The subsequent process involves extensive code obfuscation techniques to evade detection, cleanup of temporary files, termination of specific applications, and the deployment of PowerShell and VBScript components for further execution.
The payload proceeds to harvest system information—including IP details, operating system data, and locale—before relaying it to remote servers.
A key component is a Delphi-developed banking trojan that presents forged dialog boxes imitating popular banking brands to trick users into disclosing account credentials.
The malware further facilitates its own distribution by harvesting email contacts from compromised systems and dispatching targeted phishing messages.
These communications, often featuring Spanish-language PDF attachments purporting to be invoices or private documents, originate from the infected users’ accounts to boost credibility.
Although identified by the security community previously, Horabot demonstrates continued activity and refinement in 2026, with enhancements to its encryption methods and protocol management.
Parallel to these targeted campaigns, Kaspersky conducted an international poll involving 1,714 IT security specialists from large enterprises in 16 countries.
The findings reveal that a deficiency in expert cybersecurity personnel, alongside the pressure to manage competing security demands, represents a primary hindrance to effective defense against supply chain and third-party attacks.

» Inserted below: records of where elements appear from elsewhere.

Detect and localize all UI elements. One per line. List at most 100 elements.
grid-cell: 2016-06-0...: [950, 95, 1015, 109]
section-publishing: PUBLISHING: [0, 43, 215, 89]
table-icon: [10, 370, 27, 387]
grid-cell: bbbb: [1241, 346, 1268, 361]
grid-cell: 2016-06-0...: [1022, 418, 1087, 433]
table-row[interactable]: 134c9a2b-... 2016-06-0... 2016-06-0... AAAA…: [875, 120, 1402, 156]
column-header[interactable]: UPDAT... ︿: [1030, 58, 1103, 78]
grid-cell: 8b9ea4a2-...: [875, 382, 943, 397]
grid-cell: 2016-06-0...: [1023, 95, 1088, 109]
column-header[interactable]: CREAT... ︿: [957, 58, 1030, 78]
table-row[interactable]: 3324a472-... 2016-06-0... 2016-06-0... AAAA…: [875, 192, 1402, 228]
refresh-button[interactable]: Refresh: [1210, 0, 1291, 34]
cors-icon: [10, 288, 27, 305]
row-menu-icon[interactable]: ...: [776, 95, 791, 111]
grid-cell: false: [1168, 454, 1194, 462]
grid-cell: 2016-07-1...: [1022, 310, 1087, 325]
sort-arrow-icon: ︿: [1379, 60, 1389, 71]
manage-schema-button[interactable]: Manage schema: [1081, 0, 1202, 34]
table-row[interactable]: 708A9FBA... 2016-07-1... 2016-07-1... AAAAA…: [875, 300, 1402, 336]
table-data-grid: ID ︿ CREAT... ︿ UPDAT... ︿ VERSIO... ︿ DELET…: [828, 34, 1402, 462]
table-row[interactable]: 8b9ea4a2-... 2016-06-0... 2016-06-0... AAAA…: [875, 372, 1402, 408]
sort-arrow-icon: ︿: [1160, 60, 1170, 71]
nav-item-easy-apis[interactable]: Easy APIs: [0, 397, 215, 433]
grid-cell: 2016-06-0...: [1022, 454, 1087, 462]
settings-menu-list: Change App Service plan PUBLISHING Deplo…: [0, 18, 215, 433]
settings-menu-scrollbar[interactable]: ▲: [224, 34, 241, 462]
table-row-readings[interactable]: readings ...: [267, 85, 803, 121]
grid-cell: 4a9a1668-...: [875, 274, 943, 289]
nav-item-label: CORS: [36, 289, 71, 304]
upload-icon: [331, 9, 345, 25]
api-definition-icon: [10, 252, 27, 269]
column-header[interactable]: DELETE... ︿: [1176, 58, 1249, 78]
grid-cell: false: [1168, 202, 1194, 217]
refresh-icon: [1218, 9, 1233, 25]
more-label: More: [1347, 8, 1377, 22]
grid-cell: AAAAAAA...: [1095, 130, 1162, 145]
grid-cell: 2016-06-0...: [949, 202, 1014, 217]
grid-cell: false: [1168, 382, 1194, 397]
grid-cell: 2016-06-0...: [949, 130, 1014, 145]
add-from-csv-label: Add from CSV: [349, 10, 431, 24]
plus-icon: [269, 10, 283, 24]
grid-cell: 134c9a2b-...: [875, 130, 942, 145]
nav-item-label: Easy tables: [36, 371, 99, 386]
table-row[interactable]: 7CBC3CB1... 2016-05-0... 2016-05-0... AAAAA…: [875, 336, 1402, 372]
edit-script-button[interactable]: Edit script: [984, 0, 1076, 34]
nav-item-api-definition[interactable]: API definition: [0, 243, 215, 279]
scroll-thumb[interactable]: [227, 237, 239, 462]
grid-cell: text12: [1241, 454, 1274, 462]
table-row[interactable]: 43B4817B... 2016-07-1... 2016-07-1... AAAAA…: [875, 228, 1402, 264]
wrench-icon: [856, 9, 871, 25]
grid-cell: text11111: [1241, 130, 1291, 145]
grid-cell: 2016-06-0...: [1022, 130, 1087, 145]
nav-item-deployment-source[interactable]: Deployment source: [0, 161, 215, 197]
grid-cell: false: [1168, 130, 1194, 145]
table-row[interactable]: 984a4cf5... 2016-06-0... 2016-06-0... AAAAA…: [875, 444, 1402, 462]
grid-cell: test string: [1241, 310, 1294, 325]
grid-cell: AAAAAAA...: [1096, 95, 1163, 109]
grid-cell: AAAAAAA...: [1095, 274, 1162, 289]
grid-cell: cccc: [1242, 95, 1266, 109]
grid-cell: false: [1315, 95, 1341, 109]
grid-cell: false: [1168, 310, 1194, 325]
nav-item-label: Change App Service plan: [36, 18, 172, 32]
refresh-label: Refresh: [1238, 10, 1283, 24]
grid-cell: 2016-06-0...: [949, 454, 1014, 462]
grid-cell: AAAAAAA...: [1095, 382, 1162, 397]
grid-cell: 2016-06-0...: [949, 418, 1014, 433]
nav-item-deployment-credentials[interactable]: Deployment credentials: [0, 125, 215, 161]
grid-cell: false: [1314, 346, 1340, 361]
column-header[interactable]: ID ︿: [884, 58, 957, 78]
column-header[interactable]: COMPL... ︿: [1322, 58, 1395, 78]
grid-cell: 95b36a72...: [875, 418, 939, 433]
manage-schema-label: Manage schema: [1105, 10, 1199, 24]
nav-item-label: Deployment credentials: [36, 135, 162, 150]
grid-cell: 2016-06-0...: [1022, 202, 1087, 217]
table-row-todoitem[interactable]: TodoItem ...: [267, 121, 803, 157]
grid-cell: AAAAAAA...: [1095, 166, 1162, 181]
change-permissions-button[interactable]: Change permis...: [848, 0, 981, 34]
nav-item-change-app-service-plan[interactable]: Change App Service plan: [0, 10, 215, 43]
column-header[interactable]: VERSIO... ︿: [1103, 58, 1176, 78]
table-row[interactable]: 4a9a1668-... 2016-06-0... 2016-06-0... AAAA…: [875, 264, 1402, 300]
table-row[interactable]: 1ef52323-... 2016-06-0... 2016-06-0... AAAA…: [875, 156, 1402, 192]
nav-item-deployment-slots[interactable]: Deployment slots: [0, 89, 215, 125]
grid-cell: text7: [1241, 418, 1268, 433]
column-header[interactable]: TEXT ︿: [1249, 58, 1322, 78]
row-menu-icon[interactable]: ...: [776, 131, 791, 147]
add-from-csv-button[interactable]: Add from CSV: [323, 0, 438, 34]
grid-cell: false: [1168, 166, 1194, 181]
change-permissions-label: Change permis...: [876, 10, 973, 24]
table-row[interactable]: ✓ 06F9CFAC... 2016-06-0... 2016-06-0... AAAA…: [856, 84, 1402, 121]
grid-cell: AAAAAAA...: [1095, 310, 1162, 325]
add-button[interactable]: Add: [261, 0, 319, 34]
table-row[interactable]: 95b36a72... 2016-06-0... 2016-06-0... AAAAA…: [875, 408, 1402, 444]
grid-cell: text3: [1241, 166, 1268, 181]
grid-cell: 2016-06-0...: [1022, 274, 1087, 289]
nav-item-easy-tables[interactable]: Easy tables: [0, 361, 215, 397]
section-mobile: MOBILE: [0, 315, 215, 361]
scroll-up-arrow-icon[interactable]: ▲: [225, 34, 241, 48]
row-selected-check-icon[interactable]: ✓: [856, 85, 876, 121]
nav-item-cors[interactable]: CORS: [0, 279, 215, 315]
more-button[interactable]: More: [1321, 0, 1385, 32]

Approximately 42% of participants highlighted these workforce-related issues.
Notably, around one-third of surveyed organizations suffered supply chain breaches within the last year.
A significant 85% acknowledged the necessity to strengthen their defenses in this area, yet merely 15% expressed satisfaction with existing protections.
This lack of confidence is particularly pronounced in several major economies.
Additional challenges encompass ambiguous security stipulations in vendor agreements (noted by 39%) and limited comprehension of these risks by staff outside dedicated security roles (32%).
Implementation of even fundamental controls like multi-factor authentication stands at only 38%, while routine evaluations of partners’ security measures are performed by just 35% of firms.
The survey underscores pronounced talent gaps in nations including Mexico, Vietnam, the UAE, and Spain—coinciding with Mexico’s prominence as a victim in the Horabot incidents.
Industry professionals emphasize the importance of adopting external support through managed detection and response platforms to supplement internal capabilities, pursuing advanced training initiatives for teams, meticulously assessing potential suppliers’ security practices before engagement, incorporating stringent security clauses into contracts, and promoting joint security efforts throughout business ecosystems.
Such measures can significantly bolster protection against evolving threats like Horabot and mitigate systemic supply chain vulnerabilities.